Karahan, enflasyon verilerine ilişkin de çarpıcı bilgiler paylaştı: “Enflasyon beklentileri, piyasa profesyonelleri, hane halkları ve firmalar açısından iyileşme göstermekte. Mayıs 2024’teki enflasyon oranı yüzde 75 iken, Mart 2025’te bu oran yüzde 38,1’e düştü,” dedi. Son on aydır ardı ardına düşen yıllık enflasyonun, fiyat baskılarında belirgin bir yavaşlamaya işaret ettiğini de sözlerine ekledi.
Bununla birlikte, Karahan, enflasyonun tek haneli seviyelere düşürülmesinin hala öncelikli hedefleri olduğunun altını çizerek, “Enflasyonun özellikle hizmet kalemlerinde yapışkan olduğunu görüyoruz; bu da ekonomik belirsizlikler ve fiyatlandırma başta olmak üzere çeşitli faktörlerden kaynaklanıyor.” dedi. Ancak düşen manşet enflasyon ile bu konuda daha fazla iyileşme beklediklerini de sözlerine ekledi.
Karahan, küresel belirsizlikler ile ilgili olarak, “Bu süreçte Türk lirasının reel değer kazanımı, uluslararası sermaye akımları ile birlikte bir güven artışını da beraberinde getirdi,” ifadesini kullanarak, ekonominin güçlenme sinyalleri verdiğini belirtti. Para politikalarının sıkı duruşunun, dalgalı küresel ekonomi dönemlerinde temel risk yönetimi unsuru olarak devam edeceğini vurguladı.

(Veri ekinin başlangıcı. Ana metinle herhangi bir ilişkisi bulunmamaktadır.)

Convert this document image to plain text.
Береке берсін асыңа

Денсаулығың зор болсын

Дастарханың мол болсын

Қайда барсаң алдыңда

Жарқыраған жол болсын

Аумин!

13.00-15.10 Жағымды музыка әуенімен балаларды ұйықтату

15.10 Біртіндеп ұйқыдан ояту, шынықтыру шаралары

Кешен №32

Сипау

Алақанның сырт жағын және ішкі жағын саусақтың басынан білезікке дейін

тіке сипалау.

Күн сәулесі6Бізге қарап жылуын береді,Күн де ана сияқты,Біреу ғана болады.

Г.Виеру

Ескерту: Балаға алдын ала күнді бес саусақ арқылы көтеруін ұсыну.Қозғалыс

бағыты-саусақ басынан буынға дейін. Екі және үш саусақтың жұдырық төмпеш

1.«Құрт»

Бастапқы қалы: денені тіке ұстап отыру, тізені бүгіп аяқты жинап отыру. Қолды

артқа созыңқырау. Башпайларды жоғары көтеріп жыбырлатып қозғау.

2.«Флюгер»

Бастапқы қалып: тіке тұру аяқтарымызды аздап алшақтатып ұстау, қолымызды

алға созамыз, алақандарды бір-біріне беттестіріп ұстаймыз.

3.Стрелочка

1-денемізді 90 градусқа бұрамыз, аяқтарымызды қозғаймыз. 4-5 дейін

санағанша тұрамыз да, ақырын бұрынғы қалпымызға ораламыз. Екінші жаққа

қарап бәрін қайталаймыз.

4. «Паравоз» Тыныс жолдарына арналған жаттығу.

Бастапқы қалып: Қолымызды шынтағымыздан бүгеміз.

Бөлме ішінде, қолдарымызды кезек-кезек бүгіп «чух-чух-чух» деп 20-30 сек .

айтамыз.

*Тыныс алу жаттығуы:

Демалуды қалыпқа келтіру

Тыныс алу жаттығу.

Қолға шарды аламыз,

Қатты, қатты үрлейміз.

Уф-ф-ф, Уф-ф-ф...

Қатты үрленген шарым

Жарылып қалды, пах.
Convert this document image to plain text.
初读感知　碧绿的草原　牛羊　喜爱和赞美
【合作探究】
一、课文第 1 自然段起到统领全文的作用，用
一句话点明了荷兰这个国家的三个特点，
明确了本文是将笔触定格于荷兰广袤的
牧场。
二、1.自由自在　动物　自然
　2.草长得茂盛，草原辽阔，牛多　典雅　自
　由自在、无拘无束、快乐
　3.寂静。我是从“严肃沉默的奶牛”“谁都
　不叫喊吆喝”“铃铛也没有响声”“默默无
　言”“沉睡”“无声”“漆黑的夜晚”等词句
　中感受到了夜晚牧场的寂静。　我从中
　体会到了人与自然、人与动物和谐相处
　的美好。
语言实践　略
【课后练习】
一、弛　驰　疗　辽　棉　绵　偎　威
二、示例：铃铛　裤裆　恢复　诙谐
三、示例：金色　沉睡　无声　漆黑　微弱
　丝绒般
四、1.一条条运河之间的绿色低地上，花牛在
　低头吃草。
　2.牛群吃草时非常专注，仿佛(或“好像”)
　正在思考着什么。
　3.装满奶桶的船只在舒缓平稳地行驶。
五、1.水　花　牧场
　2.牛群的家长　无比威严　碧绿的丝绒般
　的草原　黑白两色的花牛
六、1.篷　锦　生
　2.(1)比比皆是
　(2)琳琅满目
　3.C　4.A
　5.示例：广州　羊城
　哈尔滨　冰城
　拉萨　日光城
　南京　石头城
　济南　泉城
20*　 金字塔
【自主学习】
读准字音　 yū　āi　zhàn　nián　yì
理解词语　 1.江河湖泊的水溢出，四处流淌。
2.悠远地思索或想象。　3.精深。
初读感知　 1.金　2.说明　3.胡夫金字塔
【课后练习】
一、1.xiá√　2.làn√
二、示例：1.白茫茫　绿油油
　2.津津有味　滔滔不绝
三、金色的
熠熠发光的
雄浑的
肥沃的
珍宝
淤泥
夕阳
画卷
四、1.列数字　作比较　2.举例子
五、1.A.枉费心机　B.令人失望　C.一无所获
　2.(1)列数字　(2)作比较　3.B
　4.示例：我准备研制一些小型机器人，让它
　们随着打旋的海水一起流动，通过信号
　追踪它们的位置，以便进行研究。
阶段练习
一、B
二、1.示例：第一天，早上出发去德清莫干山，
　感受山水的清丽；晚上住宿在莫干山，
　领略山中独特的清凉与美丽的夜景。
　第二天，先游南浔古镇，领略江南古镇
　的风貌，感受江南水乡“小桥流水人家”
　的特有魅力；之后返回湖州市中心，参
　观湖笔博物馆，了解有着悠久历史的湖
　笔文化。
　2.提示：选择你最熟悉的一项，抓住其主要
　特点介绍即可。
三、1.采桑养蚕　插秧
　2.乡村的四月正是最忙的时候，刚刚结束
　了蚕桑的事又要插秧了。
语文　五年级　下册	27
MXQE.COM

Türkiye’nin Dış Şoklara Karşı Konumu üzerine de değerlendirmelerde bulunan Karahan, “Türkiye, dış şoklara karşı daha iyi bir konumda” olduğunu belirtti. Cari açığın düşük, dış borç çevirme oranının ise önemli ölçüde iyileştiğini ifade ederek, bu durumun Türk ekonomisini olumlu etkilediğini söyledi.
Karahan, son dönemde gündeme gelen küresel politikanın Türkiye üzerindeki etkilerinin sınırlı olacağını da belirterek, “ABD’nin Türkiye’ye yönelik tarifeleri diğer ülkelere kıyasla en düşük seviyelerde. Bunun yanı sıra, Türkiye’nin ABD pazarındaki payını artırma potansiyelinin mevcut olduğunu düşünüyoruz,” diye ekledi. Ayrıca, emtia fiyatlarındaki düşüşlerin Türkiye için olumlu sonuçlar doğurabileceğini ve ithalat faturasını azaltabileceğini de açıkladı.
Belirsizliğin artış gösterdiği bir ortamda, sonuçların net bir şekilde tahmin edilmesinin zor olduğuna dikkat çeken Karahan, “Ancak son dönemde uygulanan küresel ticaret politikalarının etkilerinin Türkiye’nin cari dengesi açısından sınırlı olacağını değerlendiriyoruz,” dedi. Sermaye akımlarının, tüm gelişmekte olan ekonomiler açısından risk oluşturduğunu hatırlatan Karahan, bu durumu dikkatlice izlediklerini sözlerine ekledi.